## Plate Capacitor

### Experiment number : 2122

• #### Goal of experiment

The experiment shows the dependence of capacitance of a plate capacitor on the surface area and the distance between the plates.

• #### Theory

Capacitance C of a conductor expresses the ability of the conductor to accumulate electric charge. It is defined by the ratio of charge Q of and insulated conductor and its potential φ:

$C=\frac{Q}{φ}.$

The capacitance of an isolated conductor is much smaller than the capacitance of a set of two conductors separated by a thin layer of air or a dielectric. Such a system is called a capacitor. The simplest capacitor is a plate capacitor consisting of two parallel plates with effective area S a distance d. If we connect this capacitor to a power source, the plate with higher potential will be charged with a positive charge +Q, and the other plate with negative charge -Q.

Capacitance of a plate capacitor is given by:

$C=\varepsilon_\mathrm{0}\varepsilon_\mathrm{r}\frac{S}{d},$

where ε0 ≈ 8.85·10-12 C2·N-1·m-2 is the vacuum permittivity and εr is the relative dielectric permittivity. The relative permittivity of air is εr ≈ 1. In this experiment we use a book page as a dielectric.

Capacitance of a spherical conductor with radius R is $$C=4\pi\varepsilon_\mathrm{0}\varepsilon_\mathrm{r}R$$. For every 1 cm of the radius of a spherical conductor, capacitance increases by approximately 1 pF, while capacitance of a capacitor made from an A4 book is in order of hundreds of pF.

• #### Tools

Two sheets of aluminium foil, capacitance meter, conducting wires, thick book (or stock of paper).

• #### Procedure

Dependence of capacitor capacitance on plate distance

1. Put two sheets of aluminium foil into the book so that there are twenty pages between them.

2. Connect the foils to the capacitance meter and measure the capacitance.

3. Now place forty sheets of paper between the aluminium foils and measure the capacitance.
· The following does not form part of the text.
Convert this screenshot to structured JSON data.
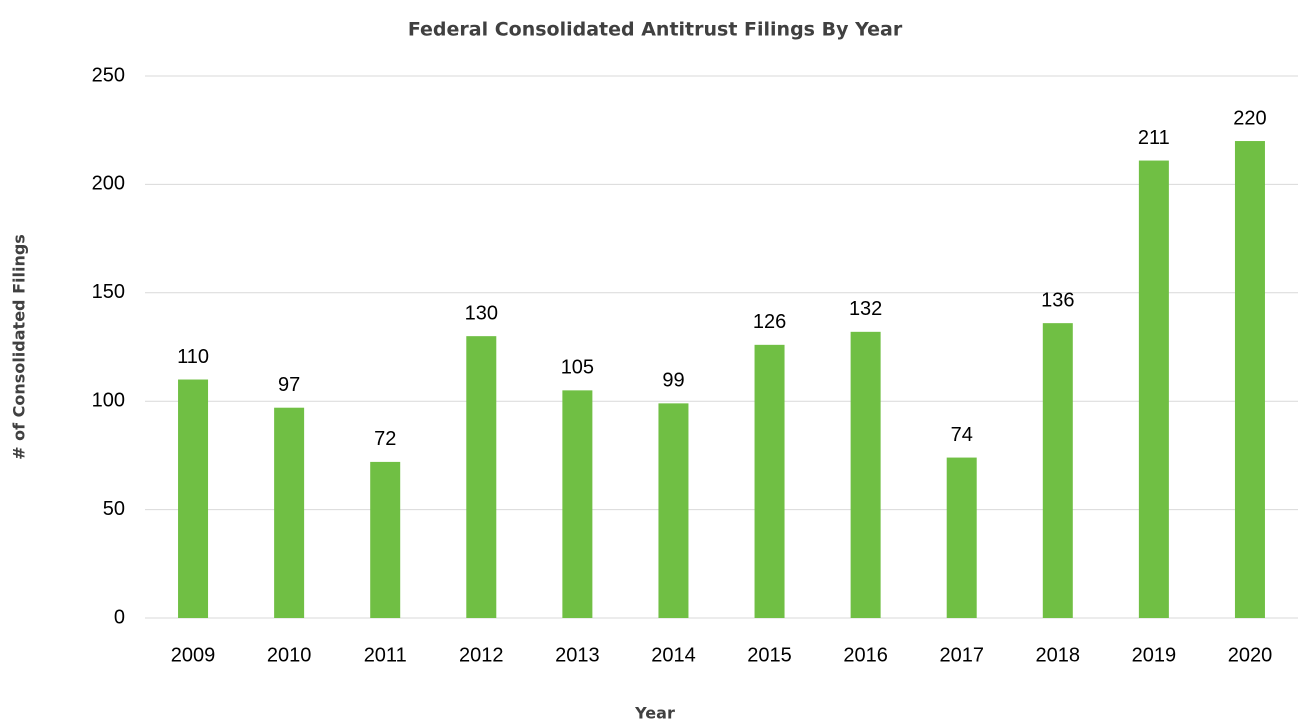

4. Add another twenty sheets of paper between the foils (60 in total). Compare the measured values for a different number of sheets between the aluminium foils.
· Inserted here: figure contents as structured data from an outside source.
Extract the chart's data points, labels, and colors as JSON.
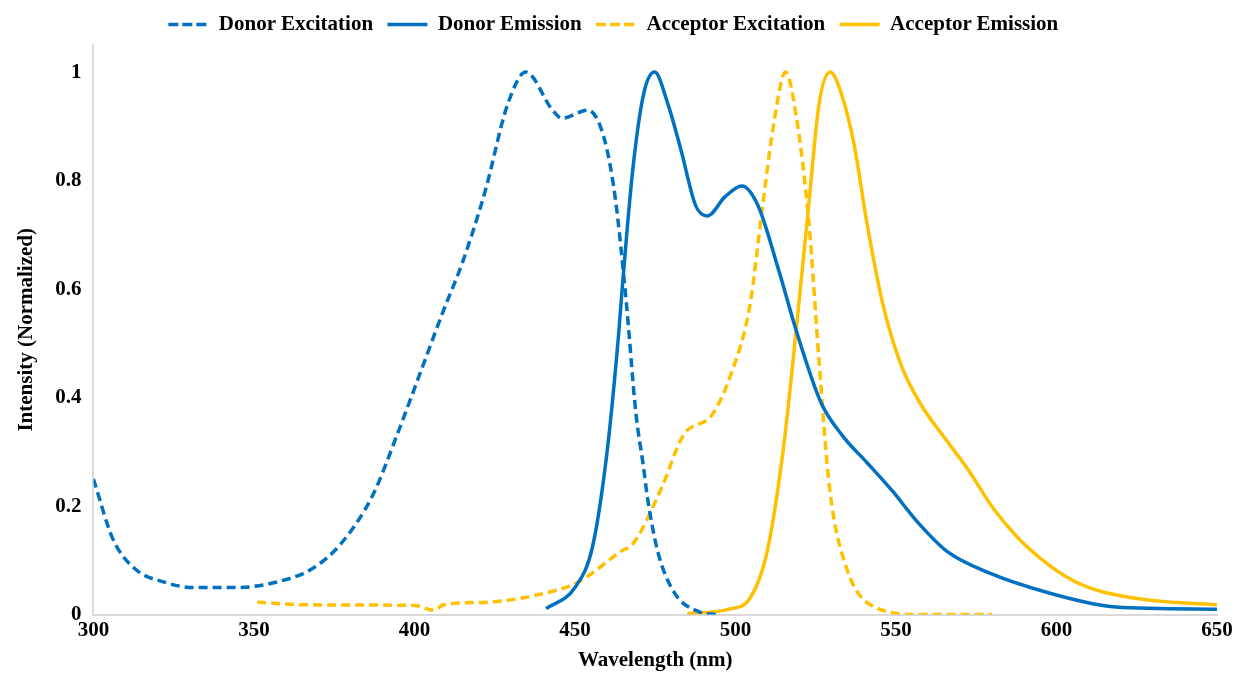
{
  "chart_data": {
    "type": "line",
    "xlabel": "Wavelength (nm)",
    "ylabel": "Intensity (Normalized)",
    "xlim": [
      300,
      650
    ],
    "xticks": [
      300,
      350,
      400,
      450,
      500,
      550,
      600,
      650
    ],
    "ylim": [
      0,
      1.05
    ],
    "yticks": [
      0,
      0.2,
      0.4,
      0.6,
      0.8,
      1
    ],
    "grid": false,
    "legend": "top",
    "marker": "none",
    "series": [
      {
        "name": "Donor Excitation",
        "color": "#0070c0",
        "line_style": "dashed",
        "x": [
          300,
          306,
          313,
          322,
          331,
          345,
          359,
          368,
          377,
          387,
          394.5,
          402.7,
          409,
          415,
          422,
          429,
          434.7,
          443,
          446,
          454,
          459,
          462.5,
          466,
          469,
          471.3,
          472.6,
          475.8,
          481,
          488.7,
          494
        ],
        "values": [
          0.25,
          0.14,
          0.084,
          0.06,
          0.05,
          0.05,
          0.063,
          0.084,
          0.13,
          0.22,
          0.33,
          0.46,
          0.56,
          0.65,
          0.78,
          0.94,
          1.0,
          0.93,
          0.915,
          0.93,
          0.88,
          0.77,
          0.575,
          0.37,
          0.274,
          0.215,
          0.116,
          0.04,
          0.005,
          0
        ]
      },
      {
        "name": "Donor Emission",
        "color": "#0070c0",
        "line_style": "solid",
        "x": [
          441,
          450,
          455.5,
          460,
          463.5,
          464.7,
          468,
          471.4,
          474.8,
          479,
          483,
          487.6,
          491.3,
          496.7,
          502,
          507,
          513.7,
          518.8,
          526.7,
          533.3,
          541,
          549,
          556.8,
          566,
          579,
          598.8,
          618.4,
          650
        ],
        "values": [
          0.011,
          0.05,
          0.126,
          0.3,
          0.51,
          0.6,
          0.82,
          0.96,
          1.0,
          0.94,
          0.857,
          0.754,
          0.735,
          0.77,
          0.79,
          0.754,
          0.63,
          0.526,
          0.39,
          0.33,
          0.28,
          0.227,
          0.17,
          0.116,
          0.077,
          0.038,
          0.014,
          0.01
        ]
      },
      {
        "name": "Acceptor Excitation",
        "color": "#ffc000",
        "line_style": "dashed",
        "x": [
          351,
          366,
          400,
          406,
          409,
          423,
          438,
          451,
          464.7,
          468,
          477,
          483.7,
          492.9,
          499,
          504.5,
          508.3,
          511.8,
          515.6,
          518.9,
          522.9,
          526,
          529.3,
          534.6,
          543.7,
          558,
          580
        ],
        "values": [
          0.023,
          0.018,
          0.017,
          0.008,
          0.018,
          0.023,
          0.036,
          0.06,
          0.118,
          0.13,
          0.234,
          0.33,
          0.37,
          0.45,
          0.57,
          0.746,
          0.9,
          1.0,
          0.92,
          0.72,
          0.47,
          0.234,
          0.086,
          0.013,
          0,
          0
        ]
      },
      {
        "name": "Acceptor Emission",
        "color": "#ffc000",
        "line_style": "solid",
        "x": [
          485,
          498,
          504.5,
          510,
          515,
          519,
          522.9,
          526,
          529.5,
          533,
          537,
          541,
          546,
          551.6,
          558,
          564.6,
          572.5,
          580.4,
          591,
          606,
          624.7,
          650
        ],
        "values": [
          0.002,
          0.01,
          0.03,
          0.12,
          0.31,
          0.53,
          0.76,
          0.94,
          1.0,
          0.96,
          0.865,
          0.72,
          0.57,
          0.46,
          0.385,
          0.33,
          0.267,
          0.195,
          0.124,
          0.06,
          0.03,
          0.018
        ]
      }
    ]
  }
}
Dependence of capacitor capacitance on the effective surface area

1. Fold one aluminium foil in half and measure the capacitance of this capacitor.

2. Gradually reduce the surface area of the aluminium foil and measure its capacitance.

3. Compare the measured values for different surface areas.

• #### Sample result

A sample result is illustrated in the video below.

The range of the capacity meter is set to 20 nF. The measured values are summarized in the following tables.

Number of pages C [pF]
35 390
85 220
128 190

Effective surface area C [pF]
$$1 S$$ 390
$$\frac{1}{2} S$$ 210
$$\frac{1}{4} S$$ 150
$$\frac{1}{8} S$$ 100

From of the measured values we can observe that with more pages between the aluminium foils (i.e. with increasing distance), capacitance decreases. If we increase the surface area of the capacitor plates, its capacity increases. If we made a more accurate measurement and plotted the values into a graph, we would see that capacity is directly proportional to the surface area of the plates, and inversely proportional to the distance between the plates.

• #### Technical notes

• This measurement is greatly affected by how strongly we compress the book, or whether the aluminium foils are placed in the top or bottom part of the book.

• The capacitor capacitance with a plate of A4 format is in order of hundreds of pF.

• The aluminium foils should not be in contact during the measurement to avoid measurement errors.

• #### Pedagogical notes

In the second part of the experiment we can show the difference between the area of individual plates and the effective surface of the capacitor (overlapping area). If we change only the relative position of the two aluminium sheets, we can see how the capacity of the capacitor changes. From here we can see that in the relation for the capacitance of the plate capacitor, S appears to be an effective area.